There is a short list of PROs for Bethel PA students
-The didactic year education is wonderful in terms of the material you learn. You will learn what you need to be prepared for clinical year.
-Ms. Addo (the teacher in charge of remediation) is absolutely fantastic.
-Mr. Scates is also wonderful (one of the main teachers who teaches clinical medicine)
-For us the major pro was that we got accepted
There is, unfortunately, a very long list of cons.

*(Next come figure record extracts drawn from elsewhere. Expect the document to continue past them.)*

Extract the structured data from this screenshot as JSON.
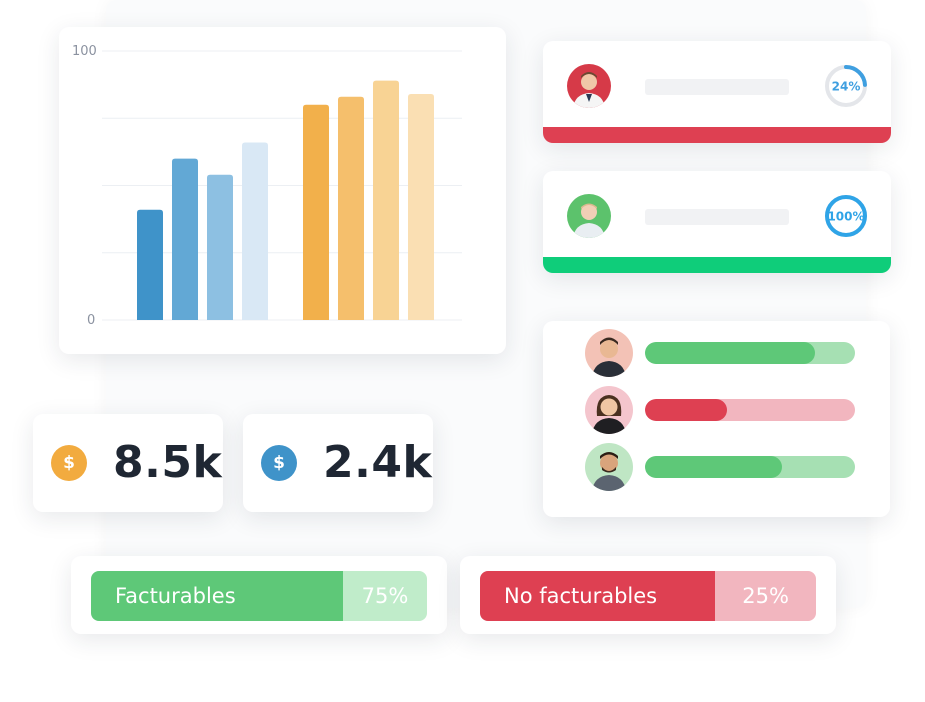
{
  "chart_data": {
    "type": "bar",
    "y_ticks": [
      "0",
      "100"
    ],
    "ylim": [
      0,
      100
    ],
    "grid": true,
    "series": [
      {
        "values": [
          41,
          60,
          54,
          66
        ],
        "colors": [
          "#3f93c9",
          "#62a8d5",
          "#8dc0e2",
          "#d9e8f5"
        ]
      },
      {
        "values": [
          80,
          83,
          89,
          84
        ],
        "colors": [
          "#f2b04b",
          "#f5bf6c",
          "#f8d394",
          "#fadfb3"
        ]
      }
    ]
  },
  "user_cards": [
    {
      "percent_value": 24,
      "percent_text": "24%",
      "ring_color": "#3f9fe0",
      "track_color": "#e4e6ea",
      "stripe_color": "#de4052",
      "avatar_bg": "#d63a48"
    },
    {
      "percent_value": 100,
      "percent_text": "100%",
      "ring_color": "#2fa4e7",
      "track_color": "#e4e6ea",
      "stripe_color": "#0fcd7a",
      "avatar_bg": "#5cc26c"
    }
  ],
  "team_progress": [
    {
      "value": 0.81,
      "fill_color": "#5ec878",
      "track_color": "#a6e0b3",
      "avatar_bg": "#f3c2b6"
    },
    {
      "value": 0.39,
      "fill_color": "#de4052",
      "track_color": "#f2b6bf",
      "avatar_bg": "#f4c5cd"
    },
    {
      "value": 0.65,
      "fill_color": "#5ec878",
      "track_color": "#a6e0b3",
      "avatar_bg": "#bfe6c4"
    }
  ],
  "stats": [
    {
      "icon": "dollar-coin-icon",
      "symbol": "$",
      "value": "8.5k",
      "color": "#f2ab3f"
    },
    {
      "icon": "dollar-coin-icon",
      "symbol": "$",
      "value": "2.4k",
      "color": "#3f93c9"
    }
  ],
  "billing": [
    {
      "label": "Facturables",
      "percent": "75%",
      "share": 0.75,
      "label_color": "#5ec878",
      "pct_color": "#c0ecca"
    },
    {
      "label": "No facturables",
      "percent": "25%",
      "share": 0.25,
      "label_color": "#de4052",
      "pct_color": "#f2b6bf"
    }
  ]
}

-Last week a student was kicked out of the program for a minor infraction during clinical year (they met the 150 hour requirement and set their schedule with their preceptor, but because the preceptor worked three days the student didn't they got kicked out). This might sound crazy but it's consistent with the craziness that happens at the school. This student had no warnings, was in good academic standing and had never had a problem before.
-Be prepared to go 2 years without knowing any details about clinical year (including during clinical year). You will get placed in a "hub" in the middle of the first year. You won't find out where your actual rotations are until the Friday before the first week of rotations (seriously, not even exaggerating). Asking questions about clinical year is a surefire way to be under scrutiny and face retaliation from staff.
-During clinical year, even if you have a "hub" be prepared to move for each rotation or drive 4-5 hours one way. While a few students have been lucky to be in the same area for most of their rotations, there are plenty of students who are driving all over creation, sleeping in their car, sleeping in the hospitals they're rotating at or sleeping on someone's couch for the major part of a year.
-The school is incredibly disorganized. Be prepared to waste precious hours sitting in class doing nothing when you really need to be studying for the 5-10 tests you have that week.
-The rules are constantly changing and frequently conflict with each other. Expectations are ridiculous and consequences are overly harsh.
-Staff are verbally abusive to students and will ask for students' concerns and then berate them for sharing.
-The recently graduated class (2016) has a PANCE pass rate in the 80% which is a significant drop from the historical pass rates.
-You will get sent to meet the disciplinary committee for minor, minor things. One student got in trouble for slamming his computer lid down. (Seriously.)
-Be prepared to be treated like children. Staff will yell at students, call them names, and demean them.
-Students don't dare speak out for fear of being sent all over the country for rotations. (This has happened to people.) Or worse-being kicked out of the program. If the staff decide they don't like you--for whatever reason--be prepared to suffer.
-Be ready to go 2.5 years of your life without having a day off. There have been students who have missed the weddings of immediate family members, have gone to funerals only to get a zero on a test (and face disciplinary action/academic probation). Even missing a class or leaving a class early is grounds for meeting with the disciplinary committee. You will be in class 40 hours per week.
-Apparently the main campus is on probationary status for accreditation (not the PA Program) and has been for the past 2 years. It will get reviewed in December which is right before the next class will start. Current students would likely (hopefully) be transferred, but incoming students would be screwed if they lost accreditation. Read more here:
If you can possibly go to a different school, you should seriously consider it. Many current students are kicking themselves for turning down other schools they got accepted to. PA school is incredibly challenging and stressful. For my significant other the most stressful part of school has been dealing with the staff and facing major uncertainty about clinical year. It shouldn't be that way--the education itself is hard enough.